6 Sep 2015
Market Square 45s - The Wrong Society / Worthless / Paul Messis
Reviewed by Josh Robertson
This month's set of 45's by Market Square offers up nothing but good, mid-1960s style garage rock. If you like that sort of throwback styling from modern groups, you will LOVE these. Anyway, let's take a listen.
The Wrong Society's "She Destroyed Me" starts with a Kinks-y opening riff, this is a dead ringer for the 1960s, with protopunk Vox keys and clean, ringing guitar. It's all about bad women doing you wrong, and during the middle eight there are some nice harmonies before closing out with the main riff. This is great stuff, with a total throwback garage-rock feel. It's catchy and I really dig it. "Without You", the B side, starts off with a fuzz riff then switches back to clean guitar with some overbearing keyboards and a minor key pre-chorus. The band drops out to let the intro riff come through repeatedely, and this is simple garage rock, but as the band modulates it proves to be more than your average old hacking away. The fuzz riff is super effective and the theme of wild girls is the main driving force for these young lads.
Worthless' "Children of the Grave" , side A, has a major key feel with echo-chamber vocals and a late 60s feel. The rhythm is pure Doorsy goodness and you can feel yourself drifting away as the song goes along. Cold, dark, slightly gothic. "Softest" the b-side has what sounds like Farfisa organ and a whimsical, almost Pink Floyd feeling. Even though the band do this in a major key there is still a really ethereal vibe. It's hard to understand the lyrics on both these cuts, but I think that is not so much the point as the overall feel. Great stuff.

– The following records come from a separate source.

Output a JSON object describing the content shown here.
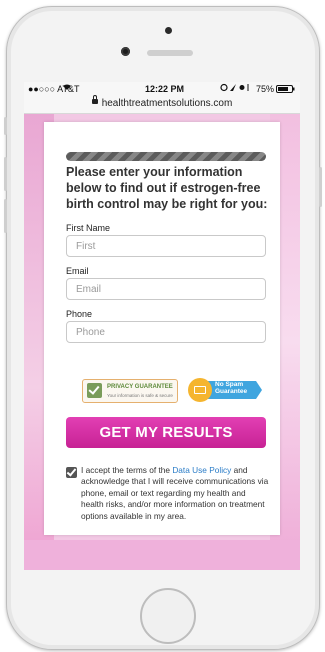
{
  "status_bar": {
    "carrier": "●●○○○ AT&T",
    "time": "12:22 PM",
    "battery": "75%"
  },
  "browser": {
    "url": "healthtreatmentsolutions.com"
  },
  "form": {
    "headline": "Please enter your information below to find out if estrogen-free birth control may be right for you:",
    "first_name": {
      "label": "First Name",
      "placeholder": "First"
    },
    "email": {
      "label": "Email",
      "placeholder": "Email"
    },
    "phone": {
      "label": "Phone",
      "placeholder": "Phone"
    },
    "badges": {
      "privacy_title": "PRIVACY GUARANTEE",
      "privacy_sub": "Your information is safe & secure",
      "no_spam": "No Spam Guarantee"
    },
    "submit_label": "GET MY RESULTS",
    "consent": {
      "prefix": "I accept the terms of the ",
      "link": "Data Use Policy",
      "suffix": " and acknowledge that I will receive communications via phone, email or text regarding my health and health risks, and/or more information on treatment options available in my area.",
      "checked": true
    }
  },
  "colors": {
    "accent": "#d12fa4",
    "link": "#2a7cc7"
  }
}
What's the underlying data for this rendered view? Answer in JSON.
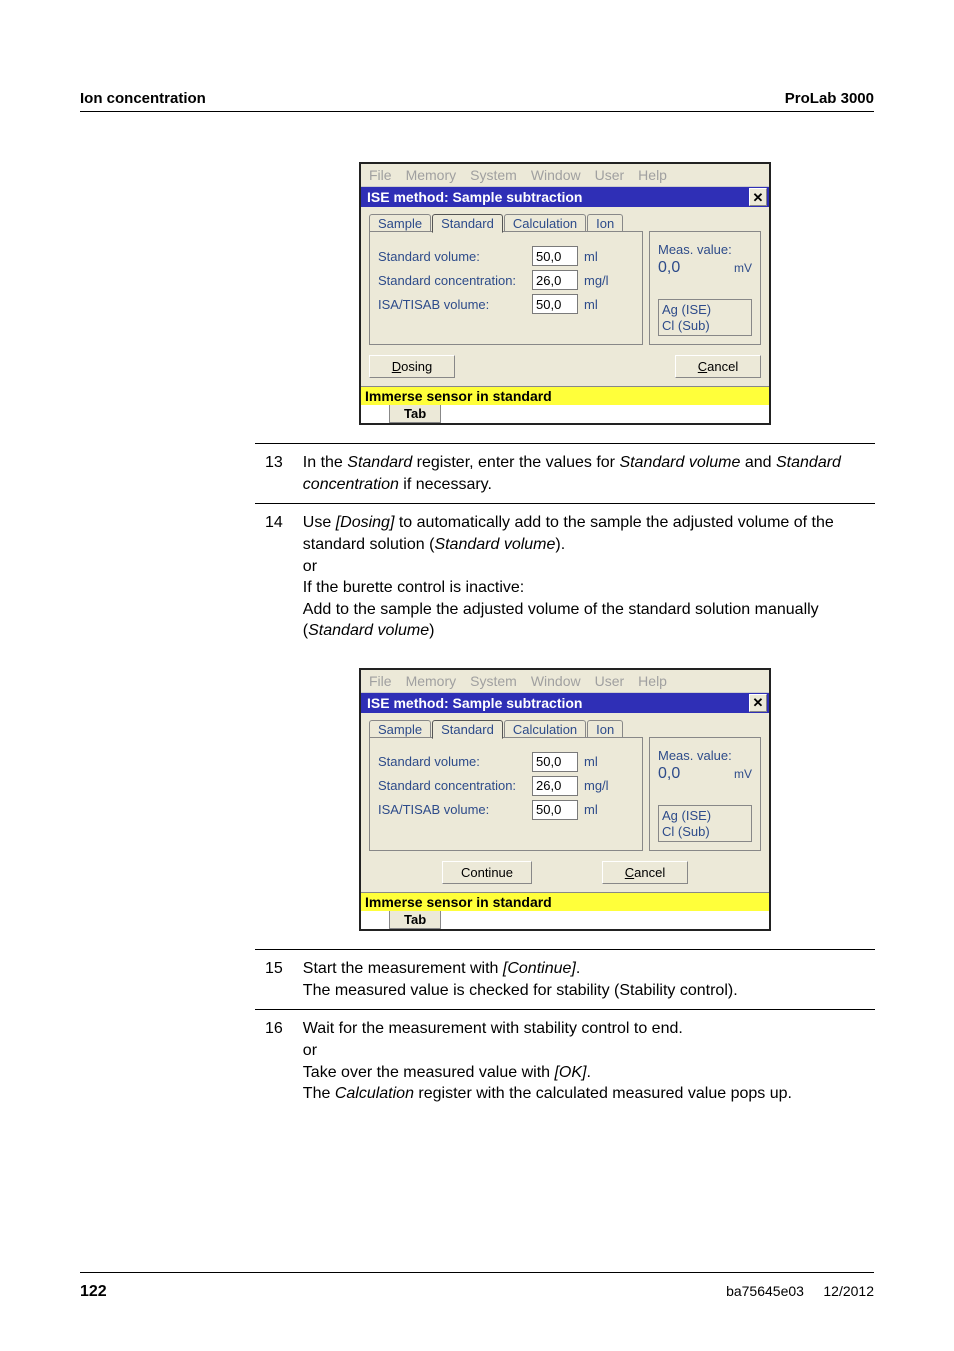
{
  "header": {
    "left": "Ion concentration",
    "right": "ProLab 3000"
  },
  "footer": {
    "page": "122",
    "doc": "ba75645e03",
    "date": "12/2012"
  },
  "dlg": {
    "menubar": [
      "File",
      "Memory",
      "System",
      "Window",
      "User",
      "Help"
    ],
    "title": "ISE method:  Sample subtraction",
    "tabs": {
      "sample": "Sample",
      "standard": "Standard",
      "calculation": "Calculation",
      "ion": "Ion"
    },
    "fields": {
      "std_vol_lbl": "Standard volume:",
      "std_vol_val": "50,0",
      "std_vol_unit": "ml",
      "std_conc_lbl": "Standard concentration:",
      "std_conc_val": "26,0",
      "std_conc_unit": "mg/l",
      "isa_lbl": "ISA/TISAB volume:",
      "isa_val": "50,0",
      "isa_unit": "ml"
    },
    "meas": {
      "label": "Meas. value:",
      "value": "0,0",
      "unit": "mV",
      "sensor1": "Ag (ISE)",
      "sensor2": "Cl (Sub)"
    },
    "buttons": {
      "dosing": "Dosing",
      "continue": "Continue",
      "cancel": "Cancel",
      "dosing_u": "D",
      "cancel_u": "C"
    },
    "status": "Immerse sensor in standard",
    "tabfoot": "Tab"
  },
  "steps1": {
    "r13_num": "13",
    "r13_a": "In the ",
    "r13_b": "Standard",
    "r13_c": " register, enter the values for ",
    "r13_d": "Standard volume",
    "r13_e": " and ",
    "r13_f": "Standard concentration",
    "r13_g": " if necessary.",
    "r14_num": "14",
    "r14_a": "Use ",
    "r14_b": "[Dosing]",
    "r14_c": " to automatically add to the sample the adjusted volume of the standard solution (",
    "r14_d": "Standard volume",
    "r14_e": ").",
    "r14_f": "or",
    "r14_g": "If the burette control is inactive:",
    "r14_h": "Add to the sample the adjusted volume of the standard solution manually (",
    "r14_i": "Standard volume",
    "r14_j": ")"
  },
  "steps2": {
    "r15_num": "15",
    "r15_a": "Start the measurement with ",
    "r15_b": "[Continue]",
    "r15_c": ".",
    "r15_d": "The measured value is checked for stability (Stability control).",
    "r16_num": "16",
    "r16_a": "Wait for the measurement with stability control to end.",
    "r16_b": "or",
    "r16_c": "Take over the measured value with ",
    "r16_d": "[OK]",
    "r16_e": ".",
    "r16_f": "The ",
    "r16_g": "Calculation",
    "r16_h": " register with the calculated measured value pops up."
  }
}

Paul Messis (the label owner) brings up the rear with more 1966-era garage rocking with hollow-bodied ringing guitars and lyrics speaking of Ivory towers. This is snotty garage rock and this 45 would have sounded right in place on "Nuggets" or "Back from the Grave". "As Time Rolls By" is kind of Byrdsy too, complete with Rickenbacker lead guitar overlays. Messis sings in a sort of dead-pan style which is nice and there is happiness meeting depression here, the way I see it.
Market Square Records definitely has something going here. All these cuts show a clear grasp of vintage garage-psych and all could have come out in 1966 if you didn't know better, when 45s meant something!